Transcript from the "Function Naming Semantics" Lesson
>> Kyle: But there's more to it than it just takes inputs and does something and returns another value. Because if I took some inputs x and y and then just on line 2 I said like return 40. I'm gonna go out on a limb and say that wouldn't really in the truest spirit be considered a function.
>> Kyle: It would take inputs and it would return a value, but it really wouldn't be the spirit of a function. And to understand the spirit of a function, we really have to get back to the math. Now I promised I'm not gonna teach you a math course, we're just gonna dip our little toe into this math just briefly so that you can understand the spirit of functional programming.
[00:00:42] Does anybody remember this kind of stuff in like eighth grade. The way I remember this is the TI 85 graphing calculator where we plug the thing in and drew pictures and stuff, okay? I remember this kind of stuff and I remember it used to look like y equals 2x squared plus 3.
[00:00:58] I remember for months learning about these things, and just randomly coming up with numbers that meant absolutely nothing. They were just completely abstract, not concrete at all. And then we pulled out a graphing calculator and wow, all of a sudden this thing actually meant something concrete, it meant a drawing, that looks like, a u.
[00:01:23] But I wish at that time and I wish now the kids that are learning this stuff, they're not using graphing calculators anymore probably, they're just using their phones. But I wish that somebody would say hey, guess what there's a concrete thing that's happening, which is that you're taking an input value.
[00:01:42] In this case an x coordinate, we're gonna interpret the input value as an x coordinate, like the input value one. We're gonna put it into this thing called f(x), which is the function of x, I wish somebody said to me, hey, how you do like programming this kind of the same thing, like you put an input and it's gonna give you an output.
[00:02:02] Nobody connected that dot for me at all I wish they had, cuz I've been a lot further along as a programmer if somebody connected it to this kind of stuff. But I remember plugging in the number one or the number two or the number three and getting these other numbers out.

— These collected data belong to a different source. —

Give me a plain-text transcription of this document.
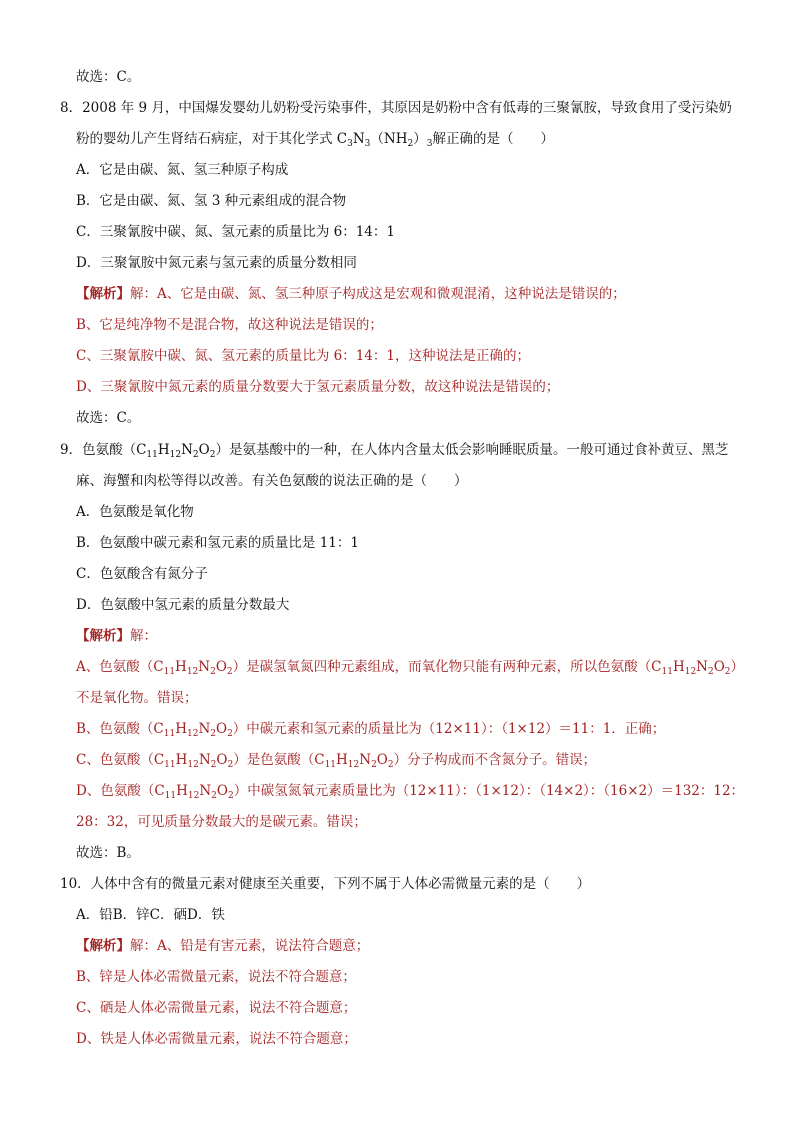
故选：C。
8．2008 年 9 月，中国爆发婴幼儿奶粉受污染事件，其原因是奶粉中含有低毒的三聚氰胺，导致食用了受污染奶
粉的婴幼儿产生肾结石病症，对于其化学式 $C_3N_3(NH_2)_3$解正确的是（　　）
A．它是由碳、氮、氢三种原子构成
B．它是由碳、氮、氢 3 种元素组成的混合物
C．三聚氰胺中碳、氮、氢元素的质量比为 6：14：1
D．三聚氰胺中氮元素与氢元素的质量分数相同
【解析】解：A、它是由碳、氮、氢三种原子构成这是宏观和微观混淆，这种说法是错误的；
B、它是纯净物不是混合物，故这种说法是错误的；
C、三聚氰胺中碳、氮、氢元素的质量比为 6：14：1，这种说法是正确的；
D、三聚氰胺中氮元素的质量分数要大于氢元素质量分数，故这种说法是错误的；
故选：C。
9．色氨酸$(C_{11}H_{12}N_2O_2)$是氨基酸中的一种，在人体内含量太低会影响睡眠质量。一般可通过食补黄豆、黑芝
麻、海蟹和肉松等得以改善。有关色氨酸的说法正确的是（　　）
A．色氨酸是氧化物
B．色氨酸中碳元素和氢元素的质量比是 11：1
C．色氨酸含有氮分子
D．色氨酸中氢元素的质量分数最大
【解析】解：
A、色氨酸$(C_{11}H_{12}N_2O_2)$是碳氢氧氮四种元素组成，而氧化物只能有两种元素，所以色氨酸$(C_{11}H_{12}N_2O_2)$
不是氧化物。错误；
B、色氨酸$(C_{11}H_{12}N_2O_2)$中碳元素和氢元素的质量比为（12×11）：（1×12）＝11：1．正确；
C、色氨酸$(C_{11}H_{12}N_2O_2)$是色氨酸$(C_{11}H_{12}N_2O_2)$分子构成而不含氮分子。错误；
D、色氨酸$(C_{11}H_{12}N_2O_2)$中碳氢氮氧元素质量比为（12×11）：（1×12）：（14×2）：（16×2）＝132：12：
28：32，可见质量分数最大的是碳元素。错误；
故选：B。
10．人体中含有的微量元素对健康至关重要，下列不属于人体必需微量元素的是（　　）
A．铅B．锌C．硒D．铁
【解析】解：A、铅是有害元素，说法符合题意；
B、锌是人体必需微量元素，说法不符合题意；
C、硒是人体必需微量元素，说法不符合题意；
D、铁是人体必需微量元素，说法不符合题意；
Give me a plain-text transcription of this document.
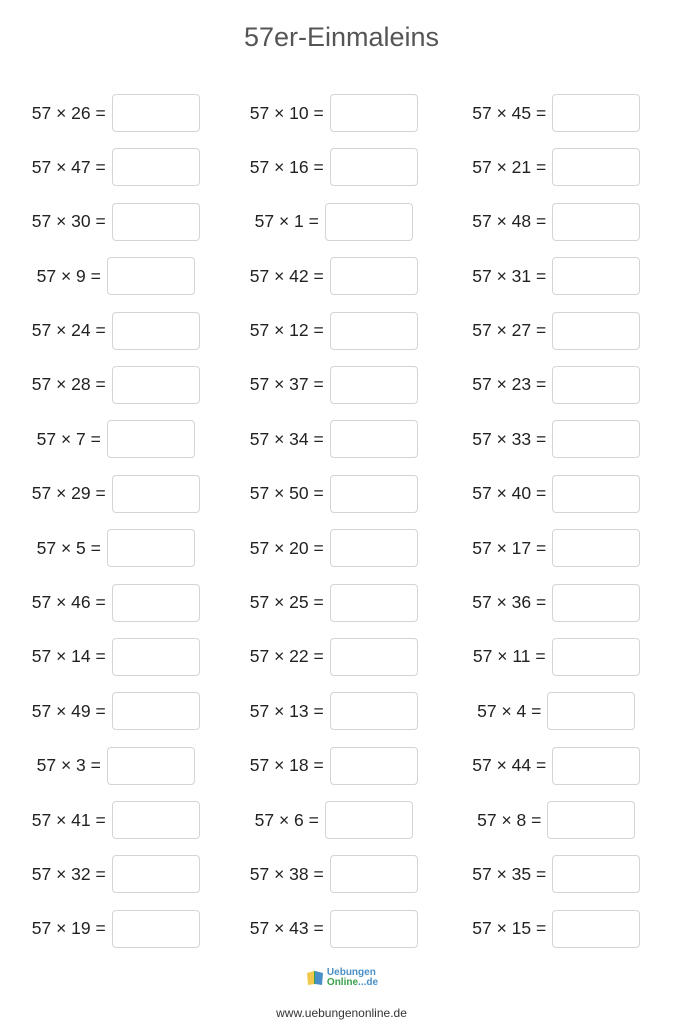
57er-Einmaleins
57 × 26 =	57 × 10 =	57 × 45 =
57 × 47 =	57 × 16 =	57 × 21 =
57 × 30 =	57 × 1 =	57 × 48 =
57 × 9 =	57 × 42 =	57 × 31 =
57 × 24 =	57 × 12 =	57 × 27 =
57 × 28 =	57 × 37 =	57 × 23 =
57 × 7 =	57 × 34 =	57 × 33 =
57 × 29 =	57 × 50 =	57 × 40 =
57 × 5 =	57 × 20 =	57 × 17 =
57 × 46 =	57 × 25 =	57 × 36 =
57 × 14 =	57 × 22 =	57 × 11 =
57 × 49 =	57 × 13 =	57 × 4 =
57 × 3 =	57 × 18 =	57 × 44 =
57 × 41 =	57 × 6 =	57 × 8 =
57 × 32 =	57 × 38 =	57 × 35 =
57 × 19 =	57 × 43 =	57 × 15 =
Uebungen
Online...de
www.uebungenonline.de
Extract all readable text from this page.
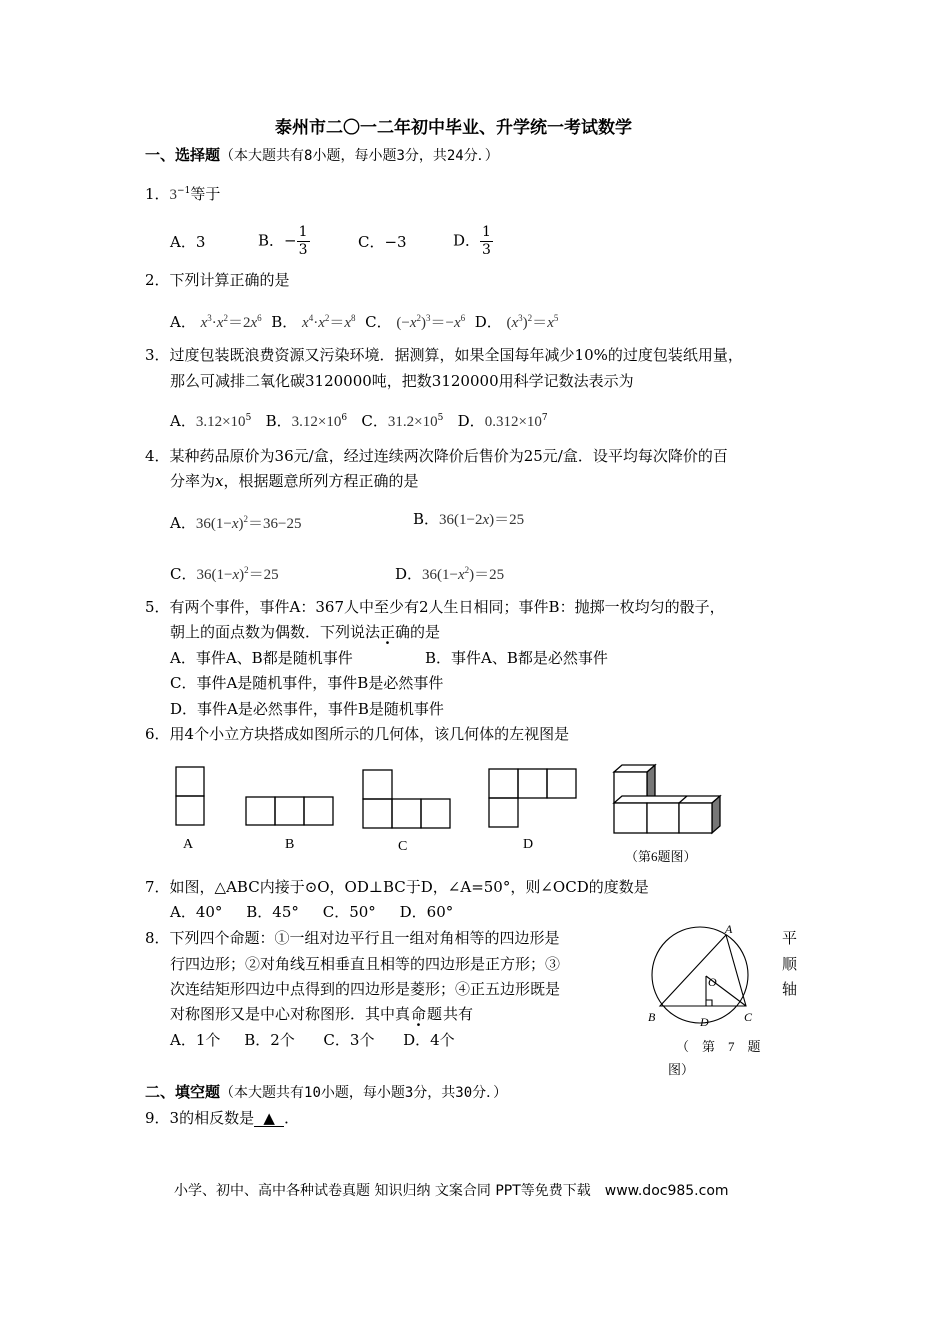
泰州市二〇一二年初中毕业、升学统一考试数学
一、选择题（本大题共有8小题，每小题3分，共24分．）
1．$3^{-1}$等于
A．3	B．− $\frac{1}{3}$	C．−3	D． $\frac{1}{3}$
2．下列计算正确的是
A． $x^3\cdot x^2=2x^6$ B． $x^4\cdot x^2=x^8$ C． $(-x^2)^3=-x^6$ D． $(x^3)^2=x^5$
3．过度包装既浪费资源又污染环境．据测算，如果全国每年减少10%的过度包装纸用量，
那么可减排二氧化碳3120000吨，把数3120000用科学记数法表示为
A．$3.12\times 10^5$ B．$3.12\times 10^6$ C．$31.2\times 10^5$ D．$0.312\times 10^7$
4．某种药品原价为36元/盒，经过连续两次降价后售价为25元/盒．设平均每次降价的百
分率为x，根据题意所列方程正确的是
A．$36(1-x)^2=36-25$	B．36(1−2x)＝25
C．$36(1-x)^2=25$	D．$36(1-x^2)=25$
5．有两个事件，事件A：367人中至少有2人生日相同；事件B：抛掷一枚均匀的骰子，
朝上的面点数为偶数．下列说法正确的是
A．事件A、B都是随机事件	B．事件A、B都是必然事件
C．事件A是随机事件，事件B是必然事件
D．事件A是必然事件，事件B是随机事件
6．用4个小立方块搭成如图所示的几何体，该几何体的左视图是
A	B	C	D
（第6题图）
7．如图，△ABC内接于⊙O，OD⊥BC于D，∠A=50°，则∠OCD的度数是
A．40° B．45° C．50° D．60°
A
O
B	D	C
（　第　7　题
图）
8．下列四个命题：①一组对边平行且一组对角相等的四边形是
行四边形；②对角线互相垂直且相等的四边形是正方形；③
次连结矩形四边中点得到的四边形是菱形；④正五边形既是
对称图形又是中心对称图形．其中真命题共有
平
顺
轴
A．1个 B．2个 C．3个 D．4个
二、填空题（本大题共有10小题，每小题3分，共30分．）
9．3的相反数是 ▲ ．
小学、初中、高中各种试卷真题 知识归纳 文案合同 PPT等免费下载　www.doc985.com
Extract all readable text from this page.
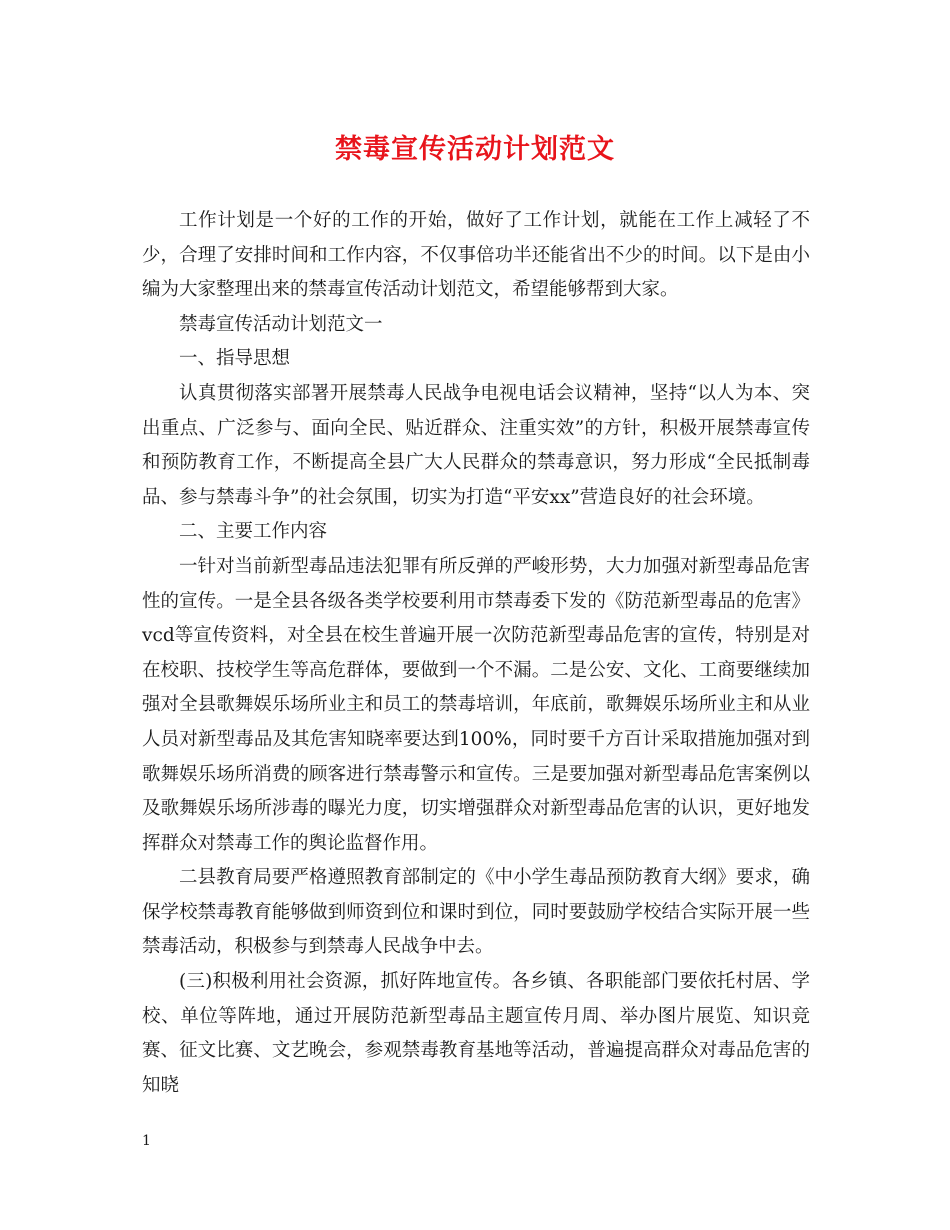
禁毒宣传活动计划范文

工作计划是一个好的工作的开始，做好了工作计划，就能在工作上减轻了不少，合理了安排时间和工作内容，不仅事倍功半还能省出不少的时间。以下是由小编为大家整理出来的禁毒宣传活动计划范文，希望能够帮到大家。

禁毒宣传活动计划范文一

一、指导思想

认真贯彻落实部署开展禁毒人民战争电视电话会议精神，坚持“以人为本、突出重点、广泛参与、面向全民、贴近群众、注重实效”的方针，积极开展禁毒宣传和预防教育工作，不断提高全县广大人民群众的禁毒意识，努力形成“全民抵制毒品、参与禁毒斗争”的社会氛围，切实为打造“平安xx”营造良好的社会环境。

二、主要工作内容

一针对当前新型毒品违法犯罪有所反弹的严峻形势，大力加强对新型毒品危害性的宣传。一是全县各级各类学校要利用市禁毒委下发的《防范新型毒品的危害》vcd等宣传资料，对全县在校生普遍开展一次防范新型毒品危害的宣传，特别是对在校职、技校学生等高危群体，要做到一个不漏。二是公安、文化、工商要继续加强对全县歌舞娱乐场所业主和员工的禁毒培训，年底前，歌舞娱乐场所业主和从业人员对新型毒品及其危害知晓率要达到100%，同时要千方百计采取措施加强对到歌舞娱乐场所消费的顾客进行禁毒警示和宣传。三是要加强对新型毒品危害案例以及歌舞娱乐场所涉毒的曝光力度，切实增强群众对新型毒品危害的认识，更好地发挥群众对禁毒工作的舆论监督作用。

二县教育局要严格遵照教育部制定的《中小学生毒品预防教育大纲》要求，确保学校禁毒教育能够做到师资到位和课时到位，同时要鼓励学校结合实际开展一些禁毒活动，积极参与到禁毒人民战争中去。

(三)积极利用社会资源，抓好阵地宣传。各乡镇、各职能部门要依托村居、学校、单位等阵地，通过开展防范新型毒品主题宣传月周、举办图片展览、知识竞赛、征文比赛、文艺晚会，参观禁毒教育基地等活动，普遍提高群众对毒品危害的知晓

1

[00:02:16] One gives me the number five, and two gives me the number 11. And I remember, if you did a bunch of those dots and then you literally connected the dots, it would draw this same parabola. In other words, the output value is interpreted as the y component of the coordinate.
[00:02:38] The input value is interpreted as the x coordinate, and when you take the input and the output together, we can interpret their meaning as a parabola.
>> Kyle: So what is a function? A function is a relationship between the input and the output. There's a semantic relationship between what I put in, and what I get out.
>> Kyle: How about parabola?
>> Kyle: To describe to the reader of our code the relationship, the relationship is that if you put in an x coordinate, you're gonna get a y coordinate out.
[00:03:38] That's why I said a slight ago that just returning 40 isn't really the spirit of a function because there's no relationship between the inputs and that output. That doesn't mean that if something returns a number, then it can't be a function. It just means that it matters if there's an obvious relationship between the two.
[00:04:00] And if you're making things that don't have an obvious relationship between the input and the output, and that happens far more often than we realize. If you're doing that, you're not really accomplishing the spirit of functional programming.
>> Kyle: The goal here is to create relationships that are obvious to the reader of our code.
[00:04:20] So, a function is the semantic relationship between input and computed output. Here if I make a function called shippingRate, the name of the function tells you the semantic relationship. If I put in size, weight, and speed, I'm going to get a shipping rate back out. That's what it's for.
>> Kyle: That's what functional programming bases itself on, okay? That everything that we use, some people metaphorically refer to them as Legos, like if you're playing with Legos, or whatever. Every Lego in our app, [LAUGH] has to have a name that describes a semantic relationship between the input and the output.
[00:05:11] You have lots of functions, aka, procedures in your app, probably tens of thousands for some of you. How many of them, if you go and look at the name of the function, would you be able to understand the name of the procedure, rather. How many of those would you be able to clearly understand the relationship between the inputs and the outputs?
[00:05:32] How many of you even produce outputs? Probably not that many, most of them probably do a lot of other things. Really useful things like writing to a database and blah, blah, but not a lot of them probably return you a value.
>> Kyle: So you have to put some special sunglasses on if you were to start looking at the code around you with this question of, is it a function or not?
[00:05:58] Is it taking an input, and by the way, no input is a valid input. It doesn't have to have a number, the absence of an input is valid input. But is there a semantic relationship between what I put in and what I get out? And by the way, undefined is a valid output, as long as there's a semantic relationship to the input.
[00:06:19] If I have a function who's job is to take an object and try to get a certain property off of it. And that object doesn't have the property, the proper, correct semantic return value would be undefined, would it not? That's entirely consistent with functional programming.
>> Kyle: But there has to be an obvious semantic relationship or we're not doing functional programming.